EDUCATION & TRAINING: Preservation through education

Gary Baker, chairman of the Furniture and Interiors Education, Skills and Training Alliance (Fiesta), issues a stark warning to the sector to safeguard the skills required to keep our industry alive for years to come

 

At the start of 2020, Fiesta’s objectives for the year were clear – we needed to continue educating companies on the benefits of our Skills Plus apprenticeship training agency, increase the number of people doing vocational training, while working with manufacturers to understand what training outside of the traditional furniture standards was required.

However, all of that got thrown up in the air with the arrival of the pandemic. Adapting to the situation, we concentrated on where we could add the most value – helping those who have lost jobs to develop their skills and get back into work, while looking to support employers to retrain and cross-train their workforce. 

Having our own apprenticeship training agency has enabled us to make some inroads here. Moreover, since the launch of the Government’s Kickstart scheme, Skills Plus has passed due diligence checks to be a Kickstarter Gateway. Very shortly we will be able to facilitate companies who want to take on a Kickstarter trainee but aren’t able to take on the minimum of 30 trainees required. This is a massive win for SMEs.

The pandemic has put a strain on what was already a battleground. Training providers had to find ways to carry on giving support at a distance. The drop-off in interest from businesses, which are focused on getting through the crisis, is under-standable, but means we teeter ever closer to the edge of not having access to relevant training in the future. 

This issue is further compounded by the serious decline in provision of arts and crafts training in schools and colleges over the past few years. The sad fact is that a whole generation of young people are not being exposed to the potential of careers in design – that’s the focus that Fiesta has now taken on.

We have to shout about how fantastic our industry can be and the wide range of opportunities available, while making sure that relevant training and skills provision is on hand, which is where our work with the renewal of the Level Two Apprenticeship Standards comes into play.

This has been a real source of frustration, though, to be honest. We have been asking the industry to support the renewal for over a year now. It took a very frank call to action from Damian Walters at the British Institute of Kitchen, Bedroom and Bathroom Installa-tion (BiKBBI) to get things moving with the installer standard. Throughout October we had a ‘it’s now or never’ situation playing out for the other standards.

Government rightly says that if you don’t support the process it can’t be important enough for them to continue funding the standard. Despite this, it’s been like getting blood out of a stone. For whatever reason, the industry simply hasn’t engaged with the need to put in the effort to keep the standards open.

It is dead simple: no renewal means no manufacturing standards. The core skills around designing, making and installing would start to disappear and we would have no one to blame other than ourselves for not getting off our backsides and doing a bit of work for the general benefit of all.

We generate about £12.2 billion a year in the UK through furniture and interiors – we are a significant player in those terms. But we are fragmented and made up mainly of SMEs.

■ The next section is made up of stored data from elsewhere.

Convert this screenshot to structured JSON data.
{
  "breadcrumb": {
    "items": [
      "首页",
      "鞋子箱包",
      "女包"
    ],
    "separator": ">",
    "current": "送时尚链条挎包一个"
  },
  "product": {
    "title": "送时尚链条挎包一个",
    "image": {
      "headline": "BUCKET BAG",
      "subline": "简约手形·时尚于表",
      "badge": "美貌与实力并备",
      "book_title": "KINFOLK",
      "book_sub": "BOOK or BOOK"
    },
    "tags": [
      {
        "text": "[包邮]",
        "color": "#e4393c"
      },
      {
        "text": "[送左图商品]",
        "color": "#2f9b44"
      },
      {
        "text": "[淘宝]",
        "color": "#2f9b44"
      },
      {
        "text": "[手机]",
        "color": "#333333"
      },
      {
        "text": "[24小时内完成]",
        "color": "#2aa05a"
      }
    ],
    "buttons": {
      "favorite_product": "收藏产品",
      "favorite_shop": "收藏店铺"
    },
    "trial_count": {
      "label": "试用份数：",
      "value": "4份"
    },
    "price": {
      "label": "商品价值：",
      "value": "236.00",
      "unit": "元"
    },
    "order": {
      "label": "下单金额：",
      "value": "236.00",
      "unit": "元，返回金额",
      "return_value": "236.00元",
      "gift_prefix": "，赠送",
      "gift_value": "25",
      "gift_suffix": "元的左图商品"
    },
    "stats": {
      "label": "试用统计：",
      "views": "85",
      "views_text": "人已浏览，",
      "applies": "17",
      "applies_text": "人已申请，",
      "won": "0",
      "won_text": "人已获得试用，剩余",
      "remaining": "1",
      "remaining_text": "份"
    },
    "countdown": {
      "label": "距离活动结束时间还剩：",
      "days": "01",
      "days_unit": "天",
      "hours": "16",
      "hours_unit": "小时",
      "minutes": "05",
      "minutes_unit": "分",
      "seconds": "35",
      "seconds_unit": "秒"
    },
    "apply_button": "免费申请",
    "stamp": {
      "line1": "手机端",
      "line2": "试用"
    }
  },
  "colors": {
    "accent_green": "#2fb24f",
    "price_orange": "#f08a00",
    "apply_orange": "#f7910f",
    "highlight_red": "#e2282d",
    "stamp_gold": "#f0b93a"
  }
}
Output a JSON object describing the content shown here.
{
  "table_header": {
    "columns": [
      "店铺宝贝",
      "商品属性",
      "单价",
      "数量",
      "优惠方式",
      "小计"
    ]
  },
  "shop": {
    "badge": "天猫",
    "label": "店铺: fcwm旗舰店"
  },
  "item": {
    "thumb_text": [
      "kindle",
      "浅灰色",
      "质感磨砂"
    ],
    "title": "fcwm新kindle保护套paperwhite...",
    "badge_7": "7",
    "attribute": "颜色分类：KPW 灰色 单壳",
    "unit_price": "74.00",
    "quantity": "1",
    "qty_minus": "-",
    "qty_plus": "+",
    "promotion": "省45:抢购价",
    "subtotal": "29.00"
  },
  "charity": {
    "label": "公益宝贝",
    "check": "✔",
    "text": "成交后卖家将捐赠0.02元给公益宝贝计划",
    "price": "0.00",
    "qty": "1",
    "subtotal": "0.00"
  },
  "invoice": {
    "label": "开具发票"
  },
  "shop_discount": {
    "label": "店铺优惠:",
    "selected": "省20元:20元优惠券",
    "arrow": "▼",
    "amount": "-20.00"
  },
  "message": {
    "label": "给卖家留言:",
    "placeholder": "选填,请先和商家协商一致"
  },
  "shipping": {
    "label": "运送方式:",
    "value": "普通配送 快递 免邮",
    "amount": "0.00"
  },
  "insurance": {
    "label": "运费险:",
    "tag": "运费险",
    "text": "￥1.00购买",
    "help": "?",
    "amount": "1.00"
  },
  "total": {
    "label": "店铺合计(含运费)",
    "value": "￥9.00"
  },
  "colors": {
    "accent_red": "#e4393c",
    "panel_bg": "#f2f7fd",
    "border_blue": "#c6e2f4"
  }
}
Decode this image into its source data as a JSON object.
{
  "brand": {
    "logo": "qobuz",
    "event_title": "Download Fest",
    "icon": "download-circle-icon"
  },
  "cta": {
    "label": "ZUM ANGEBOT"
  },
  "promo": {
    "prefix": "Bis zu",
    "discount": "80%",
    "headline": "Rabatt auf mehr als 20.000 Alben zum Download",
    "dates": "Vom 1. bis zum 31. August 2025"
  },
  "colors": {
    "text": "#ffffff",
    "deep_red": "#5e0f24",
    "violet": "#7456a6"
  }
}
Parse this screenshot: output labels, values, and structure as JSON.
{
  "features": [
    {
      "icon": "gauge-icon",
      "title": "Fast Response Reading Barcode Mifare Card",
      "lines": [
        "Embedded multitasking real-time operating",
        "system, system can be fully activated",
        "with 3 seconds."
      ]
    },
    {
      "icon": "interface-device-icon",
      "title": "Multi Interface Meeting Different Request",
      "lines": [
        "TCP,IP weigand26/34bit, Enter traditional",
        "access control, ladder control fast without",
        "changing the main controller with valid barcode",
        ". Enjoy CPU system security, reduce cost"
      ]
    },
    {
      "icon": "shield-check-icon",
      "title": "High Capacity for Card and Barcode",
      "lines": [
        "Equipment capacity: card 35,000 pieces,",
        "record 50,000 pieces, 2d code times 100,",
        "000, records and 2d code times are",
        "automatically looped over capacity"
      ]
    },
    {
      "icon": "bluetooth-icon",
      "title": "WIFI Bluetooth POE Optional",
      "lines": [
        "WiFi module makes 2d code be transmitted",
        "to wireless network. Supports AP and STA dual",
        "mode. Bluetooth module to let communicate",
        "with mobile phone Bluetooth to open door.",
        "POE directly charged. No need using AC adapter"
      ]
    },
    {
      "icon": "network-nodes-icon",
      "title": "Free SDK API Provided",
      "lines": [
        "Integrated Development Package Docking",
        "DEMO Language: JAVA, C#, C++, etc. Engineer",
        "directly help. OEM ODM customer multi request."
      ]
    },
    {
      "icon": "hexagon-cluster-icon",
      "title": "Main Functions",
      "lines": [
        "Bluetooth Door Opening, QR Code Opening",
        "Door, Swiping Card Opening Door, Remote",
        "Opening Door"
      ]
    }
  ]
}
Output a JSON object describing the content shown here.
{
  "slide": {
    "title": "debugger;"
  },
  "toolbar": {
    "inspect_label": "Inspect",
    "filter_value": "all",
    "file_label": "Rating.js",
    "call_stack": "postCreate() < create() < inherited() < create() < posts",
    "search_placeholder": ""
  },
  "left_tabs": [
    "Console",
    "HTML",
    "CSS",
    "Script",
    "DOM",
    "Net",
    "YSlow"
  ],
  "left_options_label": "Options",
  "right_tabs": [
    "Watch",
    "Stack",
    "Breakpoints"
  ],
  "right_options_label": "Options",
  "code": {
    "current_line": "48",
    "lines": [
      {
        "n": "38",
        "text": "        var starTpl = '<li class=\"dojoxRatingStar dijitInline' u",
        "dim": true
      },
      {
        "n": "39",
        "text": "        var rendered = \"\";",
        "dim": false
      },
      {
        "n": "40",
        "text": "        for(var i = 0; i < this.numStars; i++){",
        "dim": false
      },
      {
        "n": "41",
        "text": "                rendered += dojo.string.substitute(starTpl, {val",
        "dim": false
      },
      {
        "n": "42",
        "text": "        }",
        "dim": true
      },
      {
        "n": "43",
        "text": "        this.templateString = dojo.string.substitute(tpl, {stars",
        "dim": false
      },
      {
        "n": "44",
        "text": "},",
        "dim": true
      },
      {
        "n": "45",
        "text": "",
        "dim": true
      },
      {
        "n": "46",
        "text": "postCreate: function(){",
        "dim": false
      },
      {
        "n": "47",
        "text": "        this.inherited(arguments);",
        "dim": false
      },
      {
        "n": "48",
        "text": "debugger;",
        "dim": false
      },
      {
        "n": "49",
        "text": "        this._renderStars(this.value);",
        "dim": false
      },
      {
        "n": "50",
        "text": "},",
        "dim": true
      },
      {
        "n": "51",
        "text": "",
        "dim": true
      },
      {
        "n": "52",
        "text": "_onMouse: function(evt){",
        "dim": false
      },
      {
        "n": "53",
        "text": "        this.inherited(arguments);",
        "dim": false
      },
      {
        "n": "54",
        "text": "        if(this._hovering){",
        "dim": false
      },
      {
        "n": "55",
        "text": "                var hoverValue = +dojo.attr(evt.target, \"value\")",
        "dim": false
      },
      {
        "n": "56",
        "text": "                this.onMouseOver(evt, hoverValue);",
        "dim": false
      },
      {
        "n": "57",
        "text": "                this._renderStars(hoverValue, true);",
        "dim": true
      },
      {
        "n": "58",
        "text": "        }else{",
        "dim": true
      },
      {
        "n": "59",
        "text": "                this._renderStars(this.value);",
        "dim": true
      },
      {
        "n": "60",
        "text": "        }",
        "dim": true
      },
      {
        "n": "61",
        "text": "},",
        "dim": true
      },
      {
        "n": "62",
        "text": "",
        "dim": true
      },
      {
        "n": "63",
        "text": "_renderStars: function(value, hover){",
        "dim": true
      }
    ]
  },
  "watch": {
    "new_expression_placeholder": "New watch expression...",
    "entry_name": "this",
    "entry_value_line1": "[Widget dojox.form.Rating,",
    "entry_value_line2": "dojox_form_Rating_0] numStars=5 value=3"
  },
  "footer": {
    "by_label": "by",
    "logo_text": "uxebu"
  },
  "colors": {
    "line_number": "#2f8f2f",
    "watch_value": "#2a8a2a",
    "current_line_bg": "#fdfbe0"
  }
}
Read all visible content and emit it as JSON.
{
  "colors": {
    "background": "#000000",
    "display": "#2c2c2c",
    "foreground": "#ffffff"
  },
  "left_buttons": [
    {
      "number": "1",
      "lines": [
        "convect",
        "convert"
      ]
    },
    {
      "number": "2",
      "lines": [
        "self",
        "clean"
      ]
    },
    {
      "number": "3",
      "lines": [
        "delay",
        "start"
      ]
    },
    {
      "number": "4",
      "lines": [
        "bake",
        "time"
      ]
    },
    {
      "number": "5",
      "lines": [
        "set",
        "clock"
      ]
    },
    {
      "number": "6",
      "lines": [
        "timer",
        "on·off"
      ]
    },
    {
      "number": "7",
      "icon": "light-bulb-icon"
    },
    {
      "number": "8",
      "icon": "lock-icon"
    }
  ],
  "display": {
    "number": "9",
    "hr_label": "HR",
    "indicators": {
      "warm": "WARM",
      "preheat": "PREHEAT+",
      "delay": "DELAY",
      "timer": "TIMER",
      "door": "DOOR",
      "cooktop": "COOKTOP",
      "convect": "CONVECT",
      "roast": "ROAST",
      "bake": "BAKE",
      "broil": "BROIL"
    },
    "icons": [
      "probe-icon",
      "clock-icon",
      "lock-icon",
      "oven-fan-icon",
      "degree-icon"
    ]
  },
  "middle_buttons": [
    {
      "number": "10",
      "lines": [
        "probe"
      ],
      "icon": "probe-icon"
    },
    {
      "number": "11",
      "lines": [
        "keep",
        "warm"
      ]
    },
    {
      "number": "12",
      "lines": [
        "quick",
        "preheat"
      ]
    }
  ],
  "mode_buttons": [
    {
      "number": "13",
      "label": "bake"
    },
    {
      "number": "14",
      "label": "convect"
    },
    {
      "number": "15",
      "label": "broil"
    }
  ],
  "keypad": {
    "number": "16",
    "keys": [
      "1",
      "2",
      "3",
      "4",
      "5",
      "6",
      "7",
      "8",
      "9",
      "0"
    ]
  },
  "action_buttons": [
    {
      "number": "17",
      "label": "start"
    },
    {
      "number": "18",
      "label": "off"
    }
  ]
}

The bigger players need to step up and support the drive for vocational training rather than just looking after their own interests.

Fortunately, when it was made clear that, unless we had participation on trailblazer committees there would be no standards, we suddenly had a significant response to save the day.

We are in competition with other industries for a share of the talent pool. We can either pull together, stop talking and start acting, or wonder why over the next 20 years we simply do not have enough people with the right skills to drive us forwards.

If this matters to you and your business, please get in touch. We could use your help on trailblazer committees, in opening up vocational training to young people through the Kickstarter scheme or the various apprenticeship schemes on offer at present to support work through these troubled times.

The important thing to understand is that this is an ongoing process – there is always work to be done making sure that the right skills and training is in place. The one thing we need at Fiesta to be successful, and help the industry as a whole, is much more engagement from business.